Jarah crispa la main sur le manche de sa hache. Mais la vieille secouait la tête, farouche :

— Les Ghurs diront : « Celui-là n’est pas de la horde, il vient des rochers maudits. Il ne peut donc être chef de la horde. » Sandra a dit aux Ghurs : « L’homme viendra. Il sera plus grand, plus fort que tous. Et Jarah est plus beau et plus fort que les Ghurs. » Mais Sandra a ajouté : « Il vaincra les Fhyrrs lâches et traîtres ! » Et Jarah n’a rien accompli contre les Fhyrrs.

Elle le regarda fixement. Les ténèbres tombaient sur le Lac Noir. Un oiseau de nuit passa, ulula. Sandra ramassa sa brassée de roseaux. Courbée en arc. difforme, chancelante, elle s’en fut vers le camp. Elle apparaissait comme un insecte inoffensif, comme une fourmi laborieuse, ou comme une craintive souris.

L’homme des rochers maudits comprit alors que cette femme sans grâce était sa seule alliée. Et il sut que s’il voulait Jamila, il devait vaincre les Fhyrrs.

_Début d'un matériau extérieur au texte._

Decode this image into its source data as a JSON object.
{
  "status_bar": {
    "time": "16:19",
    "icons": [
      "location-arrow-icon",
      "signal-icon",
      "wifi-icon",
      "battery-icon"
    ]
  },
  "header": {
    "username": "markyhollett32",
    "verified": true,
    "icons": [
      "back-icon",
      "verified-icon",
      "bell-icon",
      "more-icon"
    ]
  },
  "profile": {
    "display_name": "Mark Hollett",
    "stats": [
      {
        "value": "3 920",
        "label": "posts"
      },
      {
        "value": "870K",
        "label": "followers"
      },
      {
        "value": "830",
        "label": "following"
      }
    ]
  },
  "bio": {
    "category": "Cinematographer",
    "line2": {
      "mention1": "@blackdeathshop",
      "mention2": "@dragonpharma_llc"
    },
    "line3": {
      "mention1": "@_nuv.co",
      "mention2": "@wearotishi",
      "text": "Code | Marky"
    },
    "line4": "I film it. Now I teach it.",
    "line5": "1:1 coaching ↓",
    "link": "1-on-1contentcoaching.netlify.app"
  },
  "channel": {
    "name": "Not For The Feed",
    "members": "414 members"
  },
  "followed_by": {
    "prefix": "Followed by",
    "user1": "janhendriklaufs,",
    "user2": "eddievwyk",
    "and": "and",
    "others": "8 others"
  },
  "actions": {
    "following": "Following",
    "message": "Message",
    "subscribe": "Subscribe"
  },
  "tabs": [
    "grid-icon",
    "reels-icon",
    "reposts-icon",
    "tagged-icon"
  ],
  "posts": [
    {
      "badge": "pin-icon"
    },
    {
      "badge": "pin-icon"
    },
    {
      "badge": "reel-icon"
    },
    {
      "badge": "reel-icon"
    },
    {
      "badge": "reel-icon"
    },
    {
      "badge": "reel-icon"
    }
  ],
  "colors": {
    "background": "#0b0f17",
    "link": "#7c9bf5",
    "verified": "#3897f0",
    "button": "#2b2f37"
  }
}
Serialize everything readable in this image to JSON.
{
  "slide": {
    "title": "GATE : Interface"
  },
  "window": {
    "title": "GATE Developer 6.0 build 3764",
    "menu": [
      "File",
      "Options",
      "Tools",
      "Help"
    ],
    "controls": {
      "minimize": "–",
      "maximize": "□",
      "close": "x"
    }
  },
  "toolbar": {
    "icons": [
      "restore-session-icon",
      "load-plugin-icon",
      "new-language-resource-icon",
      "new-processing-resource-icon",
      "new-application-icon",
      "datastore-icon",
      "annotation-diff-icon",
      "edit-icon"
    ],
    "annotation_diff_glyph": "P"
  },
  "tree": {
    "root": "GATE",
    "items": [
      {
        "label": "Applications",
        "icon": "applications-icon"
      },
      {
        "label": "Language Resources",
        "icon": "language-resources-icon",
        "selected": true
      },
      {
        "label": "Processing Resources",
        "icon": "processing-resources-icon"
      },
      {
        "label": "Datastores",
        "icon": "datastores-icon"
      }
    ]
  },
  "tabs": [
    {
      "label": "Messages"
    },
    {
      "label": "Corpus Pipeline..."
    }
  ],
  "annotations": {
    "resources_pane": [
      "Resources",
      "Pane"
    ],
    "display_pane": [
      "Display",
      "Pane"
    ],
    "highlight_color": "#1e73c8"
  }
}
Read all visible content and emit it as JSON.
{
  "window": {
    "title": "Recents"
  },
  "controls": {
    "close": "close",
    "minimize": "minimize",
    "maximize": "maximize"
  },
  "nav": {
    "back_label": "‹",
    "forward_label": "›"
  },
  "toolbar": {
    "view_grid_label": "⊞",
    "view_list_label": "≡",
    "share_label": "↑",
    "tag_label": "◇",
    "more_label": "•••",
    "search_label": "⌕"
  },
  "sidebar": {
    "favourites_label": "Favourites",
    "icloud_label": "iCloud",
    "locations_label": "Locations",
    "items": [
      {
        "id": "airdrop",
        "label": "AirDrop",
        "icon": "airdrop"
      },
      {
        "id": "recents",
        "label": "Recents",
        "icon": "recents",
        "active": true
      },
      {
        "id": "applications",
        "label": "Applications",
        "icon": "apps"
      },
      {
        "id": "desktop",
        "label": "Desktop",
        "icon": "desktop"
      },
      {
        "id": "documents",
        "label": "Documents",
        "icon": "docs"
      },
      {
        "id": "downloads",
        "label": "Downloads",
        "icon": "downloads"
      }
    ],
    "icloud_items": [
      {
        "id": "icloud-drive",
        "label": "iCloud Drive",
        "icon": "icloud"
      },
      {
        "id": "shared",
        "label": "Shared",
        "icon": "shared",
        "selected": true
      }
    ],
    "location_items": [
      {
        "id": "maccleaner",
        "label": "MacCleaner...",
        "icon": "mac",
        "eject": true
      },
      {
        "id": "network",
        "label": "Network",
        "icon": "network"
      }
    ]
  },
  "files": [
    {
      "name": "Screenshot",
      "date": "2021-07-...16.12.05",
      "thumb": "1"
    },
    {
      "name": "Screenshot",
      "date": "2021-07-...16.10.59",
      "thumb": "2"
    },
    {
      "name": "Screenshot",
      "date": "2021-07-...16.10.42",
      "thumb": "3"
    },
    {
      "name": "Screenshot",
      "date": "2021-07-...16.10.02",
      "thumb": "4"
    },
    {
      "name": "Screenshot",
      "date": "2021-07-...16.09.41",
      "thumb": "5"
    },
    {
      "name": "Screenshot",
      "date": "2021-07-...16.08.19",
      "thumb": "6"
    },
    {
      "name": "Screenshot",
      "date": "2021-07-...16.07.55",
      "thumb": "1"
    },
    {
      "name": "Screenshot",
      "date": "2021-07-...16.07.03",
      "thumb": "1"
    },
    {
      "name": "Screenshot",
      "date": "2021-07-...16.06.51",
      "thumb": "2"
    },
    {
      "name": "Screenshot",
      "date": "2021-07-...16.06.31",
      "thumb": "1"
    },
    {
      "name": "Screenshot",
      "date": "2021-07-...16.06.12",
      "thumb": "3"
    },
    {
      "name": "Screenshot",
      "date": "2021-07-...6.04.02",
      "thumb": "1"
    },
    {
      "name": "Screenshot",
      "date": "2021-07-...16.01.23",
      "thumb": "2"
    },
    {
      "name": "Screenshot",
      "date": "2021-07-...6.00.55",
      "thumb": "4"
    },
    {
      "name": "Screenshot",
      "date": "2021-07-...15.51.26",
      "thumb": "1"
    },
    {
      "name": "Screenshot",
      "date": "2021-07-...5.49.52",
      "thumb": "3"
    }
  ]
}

Mais il était seul ! Les survivants des Ghurs n’osaient pas attaquer la tribu triomphante et ne pensaient qu’à s’enfuir en cas de bataille.

Il pensa alors au Dieu venu de la Montagne. Il l’appela de toutes ses forces. Et le Dieu ne vint pas. Pas encore.









IV





Il revenait vers le camp sur la rive du lac quand un sifflement modulé sur un mode joyeux arrêta sa marche. Il répondit sur le même mode mais, prudent, se dissimula. C’était Jamila qui l’appelait. Elle riait en posant sa main sur son épaule :

— Jarah connaît toutes les ruses des Ghurs ! L’homme des montagnes est devenu un chasseur des clairières ! Et quand Jarah quittera les Ghurs pour revenir vers les rochers, il sera un guerrier accompli.

L’homme des rochers sentit une grande joie adoucir son âme. La femme aux yeux de fougère souriait en parlant, et sur le cou bronzé de cette statue vivante il voyait monter et descendre une petite boule ronde qui trahissait la nervosité.

— Donc, murmura-t-elle, Jarah veut quitter les Ghurs ?

Il baissa la tête.

— Jarah reviendra, affirma-t-il.

Elle rêva. Par-delà la souple silhouette de l’homme, dans la vapeur attiédie qui vibrait sur la forêt, elle croyait voir l’homme gris. Akaa était le plus fort des Ghurs. Il serait le chef.

Dans son âme indécise, elle compara. Et Jarah l’emporta parce qu’il était là. Elle lui sourit doucement. Le bonheur emplit l’esprit de l’homme des rochers. Il rit, montrant ses dents de jeune loup, et, les mains tendues, avança vers elle. Jamila détala parmi les roseaux et siffla longuement, moqueuse.

Alors il regarda le sillon mouvant qui serpentait parmi les tiges frêles et, à pleine poitrine, il clama :

— Jarah vaincra les Fhyrrs !

Et il lança vers la forêt un long regard de haine.